Step 1 - Select Create/view BLAST search, this will open a new window
Step 2 - select build Blast database
Step 3 - Load from FASTA file -> navigate to the genome folder /opt/data/genome and select GCA_000164695.fasta
Step 4 - modify the blast filters to 95% identity
Step 6 - run blast
Step 7 - close this window
To visualise just these hits, go back to “Graph drawing” panel.

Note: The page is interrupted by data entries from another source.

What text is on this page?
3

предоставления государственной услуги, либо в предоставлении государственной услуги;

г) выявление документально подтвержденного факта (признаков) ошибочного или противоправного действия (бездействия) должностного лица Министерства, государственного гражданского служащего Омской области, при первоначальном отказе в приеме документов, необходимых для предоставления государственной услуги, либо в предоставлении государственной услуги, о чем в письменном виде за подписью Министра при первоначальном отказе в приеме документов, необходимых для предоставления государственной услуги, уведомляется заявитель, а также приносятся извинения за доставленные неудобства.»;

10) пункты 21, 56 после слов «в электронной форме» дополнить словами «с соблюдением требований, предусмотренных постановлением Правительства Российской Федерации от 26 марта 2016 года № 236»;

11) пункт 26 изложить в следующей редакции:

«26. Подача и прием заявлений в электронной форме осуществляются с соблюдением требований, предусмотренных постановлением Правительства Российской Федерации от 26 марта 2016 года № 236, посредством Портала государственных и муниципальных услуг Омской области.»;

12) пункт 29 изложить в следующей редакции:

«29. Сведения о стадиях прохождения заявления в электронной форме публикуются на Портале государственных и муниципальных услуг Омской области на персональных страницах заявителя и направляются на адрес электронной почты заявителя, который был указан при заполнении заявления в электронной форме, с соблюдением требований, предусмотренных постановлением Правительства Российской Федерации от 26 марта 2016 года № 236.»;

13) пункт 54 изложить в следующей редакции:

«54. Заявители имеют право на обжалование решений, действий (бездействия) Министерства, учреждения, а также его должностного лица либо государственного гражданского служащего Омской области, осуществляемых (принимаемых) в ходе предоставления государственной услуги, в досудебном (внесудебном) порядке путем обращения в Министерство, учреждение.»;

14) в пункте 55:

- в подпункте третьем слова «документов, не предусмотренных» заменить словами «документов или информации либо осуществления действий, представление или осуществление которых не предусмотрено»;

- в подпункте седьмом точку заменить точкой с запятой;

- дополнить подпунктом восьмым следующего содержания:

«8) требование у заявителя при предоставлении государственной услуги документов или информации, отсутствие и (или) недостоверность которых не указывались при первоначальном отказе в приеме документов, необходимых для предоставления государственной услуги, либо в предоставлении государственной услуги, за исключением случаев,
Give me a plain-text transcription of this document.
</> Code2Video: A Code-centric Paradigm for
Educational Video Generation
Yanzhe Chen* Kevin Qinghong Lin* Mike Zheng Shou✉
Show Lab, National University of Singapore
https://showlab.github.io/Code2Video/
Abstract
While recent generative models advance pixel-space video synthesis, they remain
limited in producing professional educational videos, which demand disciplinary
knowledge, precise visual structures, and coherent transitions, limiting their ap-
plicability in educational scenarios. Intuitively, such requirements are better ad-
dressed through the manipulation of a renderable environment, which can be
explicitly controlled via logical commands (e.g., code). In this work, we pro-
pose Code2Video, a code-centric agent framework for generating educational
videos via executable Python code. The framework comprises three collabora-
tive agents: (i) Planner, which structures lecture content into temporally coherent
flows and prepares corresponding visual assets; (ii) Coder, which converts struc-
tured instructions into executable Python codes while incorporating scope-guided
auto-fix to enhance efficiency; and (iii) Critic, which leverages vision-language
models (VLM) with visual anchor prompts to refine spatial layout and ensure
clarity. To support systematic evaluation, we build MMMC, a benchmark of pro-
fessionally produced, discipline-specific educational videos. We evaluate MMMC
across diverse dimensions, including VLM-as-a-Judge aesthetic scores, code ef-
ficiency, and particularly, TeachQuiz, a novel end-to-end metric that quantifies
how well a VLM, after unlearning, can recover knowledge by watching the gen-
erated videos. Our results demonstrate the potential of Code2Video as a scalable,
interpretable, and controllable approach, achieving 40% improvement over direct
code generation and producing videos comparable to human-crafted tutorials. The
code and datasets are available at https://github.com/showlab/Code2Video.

Set Scope to ‘Around BLAST hits’
Set Distance 2
The click on Draw graph
You should then see something like this:
In the following steps of this exercise, we will look at
performing co-assembly of multiple datasets. Due to computational
limitations, we can only look a example datasets. However, the
principles are the same. We have also pre-calculated some assemblies for
you. In the co-assembly directory, there are already 2 assemblies. We
have a single paired-end assembly.
megahit -1 clean_other/oral_human_example_1_splitac_kneaddata_paired_1.fastq -2 clean_other/oral_human_example_1_splitac_kneaddata_paired_1.fastq -o coassembly/assembly1 -t 2 --k-list 23,51,77
Now run the assembly_stats on the contigs for this assembly.
cd /opt/data
assembly_stats coassembly/assembly1/final.contigs.fa
How do these differ to the ones you generated previously? What may account for these differences?

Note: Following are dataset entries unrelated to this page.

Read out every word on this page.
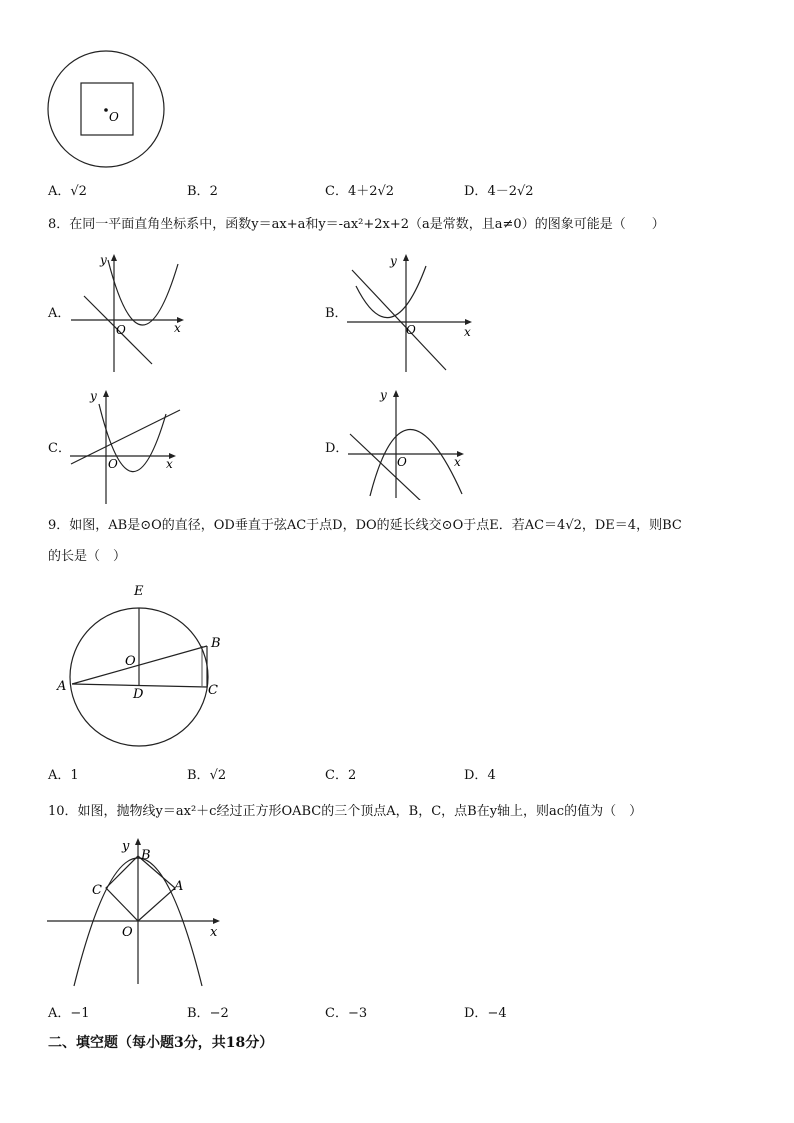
O
A．√2	B．2	C．4＋2√2	D．4－2√2
8．在同一平面直角坐标系中，函数y＝ax+a和y＝-ax²+2x+2（a是常数，且a≠0）的图象可能是（　　）
A．
y
O	x
B．
y
O	x
C．
y
O	x
D．
y
O	x
9．如图，AB是⊙O的直径，OD垂直于弦AC于点D，DO的延长线交⊙O于点E．若AC＝4√2，DE＝4，则BC
的长是（　）
E
B
O
A
D	C
A．1	B．√2	C．2	D．4
10．如图，抛物线y＝ax²＋c经过正方形OABC的三个顶点A，B，C，点B在y轴上，则ac的值为（　）
y
B
C	A
O	x
A．−1	B．−2	C．−3	D．−4
二、填空题（每小题3分，共18分）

We have also generated the first coassembly using MegaHIT.
This was produced using the following command. To specify the files, we
put all of the forward file as a comma separated list, and all of the
reversed as a comma separated list, which should be ordered that same in
both, such that the mate pairs match up.
cd /opt/data
megahit -1 clean_other/oral_human_example_1_splitac_kneaddata_paired_1.fastq,clean_other/oral_human_example_1_splitab_kneaddata_paired_1.fastq -2 clean_other/oral_human_example_1_splitac_kneaddata_paired_1.fastq,clean_other/oral_human_example_1_splitab_kneaddata_paired_2.fastq -o coassembly/assembly2 -t 2 --k-list 23,51,77
Now perform another co-assembly:
megahit -1 clean_other/oral_human_example_1_splitab_kneaddata_paired_1.fastq,clean_other/oral_human_example_1_splitac_kneaddata_paired_1.fastq,clean/oral_human_example_1_splitaa_kneaddata_paired_1.fastq -2 clean_other/oral_human_example_1_splitab_kneaddata_paired_2.fastq,clean_other/oral_human_example_1_splitac_kneaddata_paired_2.fastq,clean/oral_human_example_1_splitaa_kneaddata_paired_2.fastq -o coassembly/assembly3 -t 2 --k-list 23,51,77
This takes about 20-30 minutes. Also, if you are using a
laptop, make sure that it does not go into standby mode.

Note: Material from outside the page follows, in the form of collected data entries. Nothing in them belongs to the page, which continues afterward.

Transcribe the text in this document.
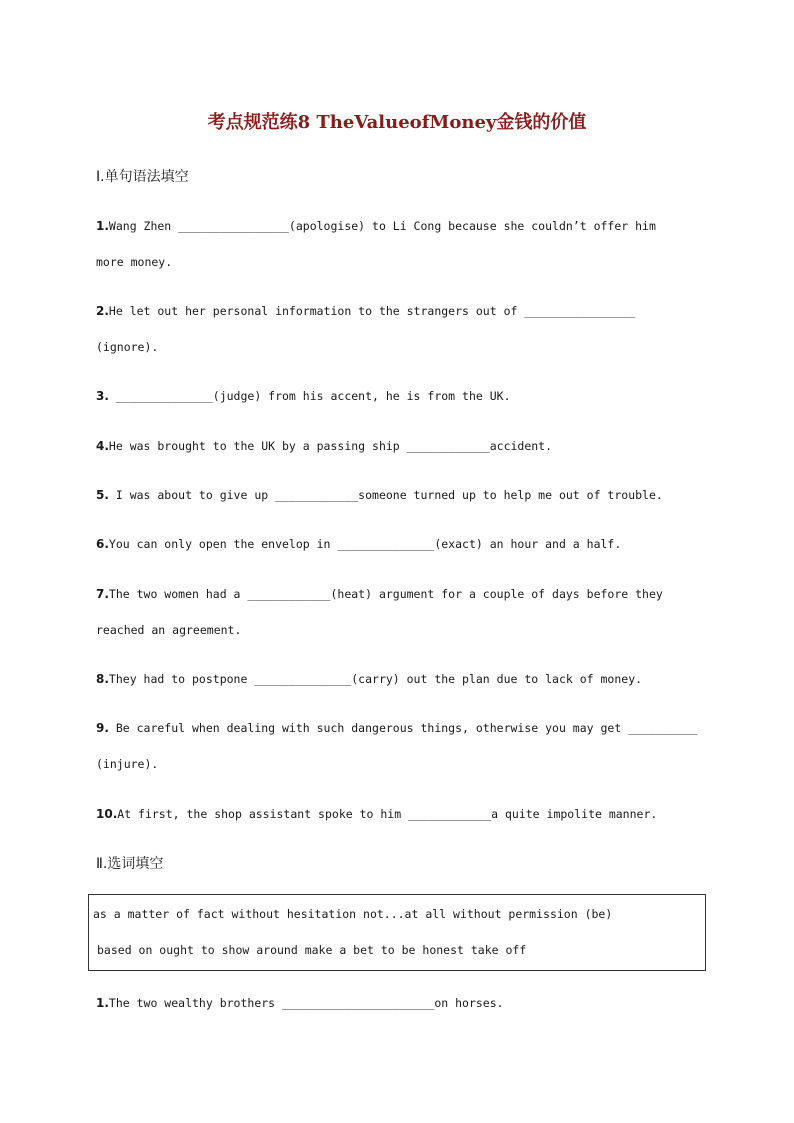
考点规范练8 TheValueofMoney金钱的价值
Ⅰ.单句语法填空
1.Wang Zhen ________________(apologise) to Li Cong because she couldn’t offer him
more money.
2.He let out her personal information to the strangers out of ________________
(ignore).
3. ______________(judge) from his accent, he is from the UK.
4.He was brought to the UK by a passing ship ____________accident.
5. I was about to give up ____________someone turned up to help me out of trouble.
6.You can only open the envelop in ______________(exact) an hour and a half.
7.The two women had a ____________(heat) argument for a couple of days before they
reached an agreement.
8.They had to postpone ______________(carry) out the plan due to lack of money.
9. Be careful when dealing with such dangerous things, otherwise you may get __________
(injure).
10.At first, the shop assistant spoke to him ____________a quite impolite manner.
Ⅱ.选词填空
as a matter of fact without hesitation not...at all without permission (be)
based on ought to show around make a bet to be honest take off
1.The two wealthy brothers ______________________on horses.
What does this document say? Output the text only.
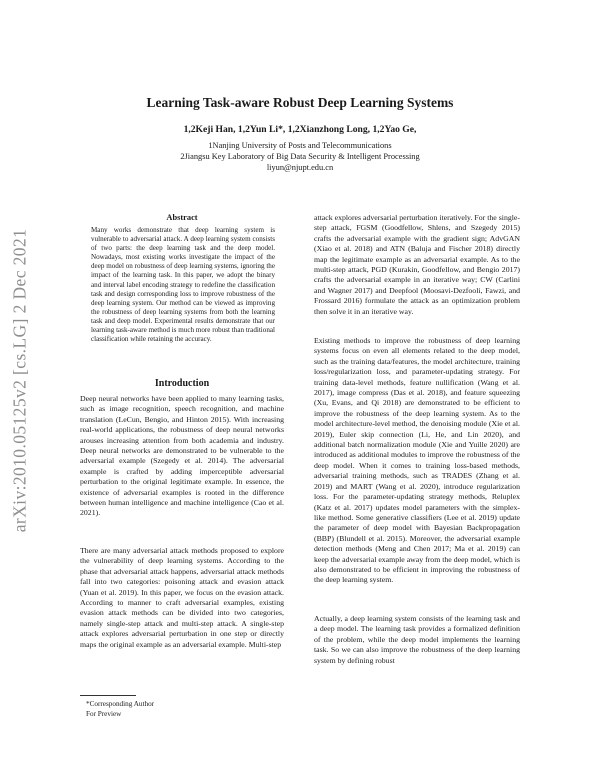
arXiv:2010.05125v2 [cs.LG] 2 Dec 2021
Learning Task-aware Robust Deep Learning Systems
1,2Keji Han, 1,2Yun Li*, 1,2Xianzhong Long, 1,2Yao Ge,
1Nanjing University of Posts and Telecommunications
2Jiangsu Key Laboratory of Big Data Security & Intelligent Processing
liyun@njupt.edu.cn
Abstract
Many works demonstrate that deep learning system is vulnerable to adversarial attack. A deep learning system consists of two parts: the deep learning task and the deep model. Nowadays, most existing works investigate the impact of the deep model on robustness of deep learning systems, ignoring the impact of the learning task. In this paper, we adopt the binary and interval label encoding strategy to redefine the classification task and design corresponding loss to improve robustness of the deep learning system. Our method can be viewed as improving the robustness of deep learning systems from both the learning task and deep model. Experimental results demonstrate that our learning task-aware method is much more robust than traditional classification while retaining the accuracy.
Introduction

Deep neural networks have been applied to many learning tasks, such as image recognition, speech recognition, and machine translation (LeCun, Bengio, and Hinton 2015). With increasing real-world applications, the robustness of deep neural networks arouses increasing attention from both academia and industry. Deep neural networks are demonstrated to be vulnerable to the adversarial example (Szegedy et al. 2014). The adversarial example is crafted by adding imperceptible adversarial perturbation to the original legitimate example. In essence, the existence of adversarial examples is rooted in the difference between human intelligence and machine intelligence (Cao et al. 2021).

There are many adversarial attack methods proposed to explore the vulnerability of deep learning systems. According to the phase that adversarial attack happens, adversarial attack methods fall into two categories: poisoning attack and evasion attack (Yuan et al. 2019). In this paper, we focus on the evasion attack. According to manner to craft adversarial examples, existing evasion attack methods can be divided into two categories, namely single-step attack and multi-step attack. A single-step attack explores adversarial perturbation in one step or directly maps the original example as an adversarial example. Multi-step

attack explores adversarial perturbation iteratively. For the single-step attack, FGSM (Goodfellow, Shlens, and Szegedy 2015) crafts the adversarial example with the gradient sign; AdvGAN (Xiao et al. 2018) and ATN (Baluja and Fischer 2018) directly map the legitimate example as an adversarial example. As to the multi-step attack, PGD (Kurakin, Goodfellow, and Bengio 2017) crafts the adversarial example in an iterative way; CW (Carlini and Wagner 2017) and Deepfool (Moosavi-Dezfooli, Fawzi, and Frossard 2016) formulate the attack as an optimization problem then solve it in an iterative way.

Existing methods to improve the robustness of deep learning systems focus on even all elements related to the deep model, such as the training data/features, the model architecture, training loss/regularization loss, and parameter-updating strategy. For training data-level methods, feature nullification (Wang et al. 2017), image compress (Das et al. 2018), and feature squeezing (Xu, Evans, and Qi 2018) are demonstrated to be efficient to improve the robustness of the deep learning system. As to the model architecture-level method, the denoising module (Xie et al. 2019), Euler skip connection (Li, He, and Lin 2020), and additional batch normalization module (Xie and Yuille 2020) are introduced as additional modules to improve the robustness of the deep model. When it comes to training loss-based methods, adversarial training methods, such as TRADES (Zhang et al. 2019) and MART (Wang et al. 2020), introduce regularization loss. For the parameter-updating strategy methods, Reluplex (Katz et al. 2017) updates model parameters with the simplex-like method. Some generative classifiers (Lee et al. 2019) update the parameter of deep model with Bayesian Backpropagation (BBP) (Blundell et al. 2015). Moreover, the adversarial example detection methods (Meng and Chen 2017; Ma et al. 2019) can keep the adversarial example away from the deep model, which is also demonstrated to be efficient in improving the robustness of the deep learning system.

Actually, a deep learning system consists of the learning task and a deep model. The learning task provides a formalized definition of the problem, while the deep model implements the learning task. So we can also improve the robustness of the deep learning system by defining robust

*Corresponding Author
For Preview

You should now have three different assemblies, two provide
and one generated by yourselves. Now let us compare the assemblies.
cd /opt/data
assembly_stats coassembly/assembly1/final.contigs.fa
assembly_stats coassembly/assembly2/final.contigs.fa
assembly_stats coassembly/assembly3/final.contigs.fa
We only have contigs.fa from MegaHIT, so the contigs and
scaffold sections are the same.
Has the assembly improved? If so how?